Youngstown mayoral candidate takes aim at McNally's criminal record


By David Skolnick

skolnick@vindy.com

YOUNGSTOWN

Jamael Tito Brown, who narrowly lost the Democratic primary for Youngstown mayor four years ago, is running for the seat again – focusing his campaign on the criminal convictions of the incumbent.

Brown, a former Youngs-town council president, said he will seek the Democratic nomination in the May 2 primary.

It will set up a rematch with Mayor John A. McNally, who beat him in the 2013 primary by 142 votes.

In an interview with The Vindicator and during an announcement of his candidacy, both Thursday, Brown sharply criticized McNally.

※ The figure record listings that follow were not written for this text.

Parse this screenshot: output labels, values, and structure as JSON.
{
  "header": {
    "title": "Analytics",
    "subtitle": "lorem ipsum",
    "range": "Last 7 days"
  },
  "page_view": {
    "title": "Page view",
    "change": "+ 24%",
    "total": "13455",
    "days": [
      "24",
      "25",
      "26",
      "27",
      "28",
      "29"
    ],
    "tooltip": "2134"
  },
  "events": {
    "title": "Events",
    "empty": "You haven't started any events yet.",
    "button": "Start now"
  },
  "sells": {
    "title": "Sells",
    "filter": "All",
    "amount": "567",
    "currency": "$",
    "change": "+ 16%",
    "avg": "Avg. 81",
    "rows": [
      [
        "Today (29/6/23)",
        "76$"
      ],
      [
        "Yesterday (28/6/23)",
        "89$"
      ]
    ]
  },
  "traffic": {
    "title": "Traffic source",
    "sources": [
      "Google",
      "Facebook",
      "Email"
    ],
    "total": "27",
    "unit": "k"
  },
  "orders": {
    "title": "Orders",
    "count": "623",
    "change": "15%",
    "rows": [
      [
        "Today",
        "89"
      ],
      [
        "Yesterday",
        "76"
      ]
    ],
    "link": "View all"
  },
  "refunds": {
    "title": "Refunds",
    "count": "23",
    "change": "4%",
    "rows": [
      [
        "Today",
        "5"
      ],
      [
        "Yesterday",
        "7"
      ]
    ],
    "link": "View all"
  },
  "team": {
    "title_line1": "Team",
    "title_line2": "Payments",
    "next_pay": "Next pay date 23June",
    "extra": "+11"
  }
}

“We need leadership in the city that leads with integrity and honesty,” Brown said Thursday.

He pointed to McNally, the incumbent mayor who’s already filed for a second four-year term, pleading guilty in February 2016 to four misdemeanors: two counts of falsification, and one count each of unlawful use of a telecommunications device and attempted disclosure of confidential information.

McNally was given a year’s probation after being accused of being part of a criminal enterprise that conspired to illegally stop or impede the relocation of the county’s Job and Family Services Department from a building owned by a subsidiary of the Cafaro Co. to Oakhill Renaissance Place, which the county purchased in 2007.

“We’ve never had a mayor who’s pleaded guilty to being part of a criminal enterprise,” Brown said. “That should disqualify him [from holding or running for office]. It doesn’t, so the voters will have their say. I’m giving voters an alternative.”

The convictions relate to McNally, who was a county commissioner at the time of the Oakhill sale, illegally faxing the county’s confidential offer to buy Oakhill to attorneys who represented Anthony Cafaro Sr., the former president of his family-owned Cafaro Co. shopping-center business.

“We need honest government,” Brown said. “I’m running for the mayor of the city because Youngstown deserves better.”

If elected, Brown said he’d “restore honesty, trust and integrity in city hall.” The area “can no longer be the poster child of corruption,” and needs to focus more on job creation and training of its residents as well as investing in neighborhoods, he added.

McNally has said he expects his opponents to go after him on his criminal convictions but that voters are more interested in the accomplishments of his administration during his first term as mayor.

Wednesday is the filing deadline.

Meanwhile, Councilman Mike Ray, D-4th, will file nominating petitions today for the vacant council president position. Former Council President John R. Swierz has already turned in petitions for the Democratic primary. The seat is being vacated by Charles Sammarone, a Democrat, who is choosing not to seek re-election this year.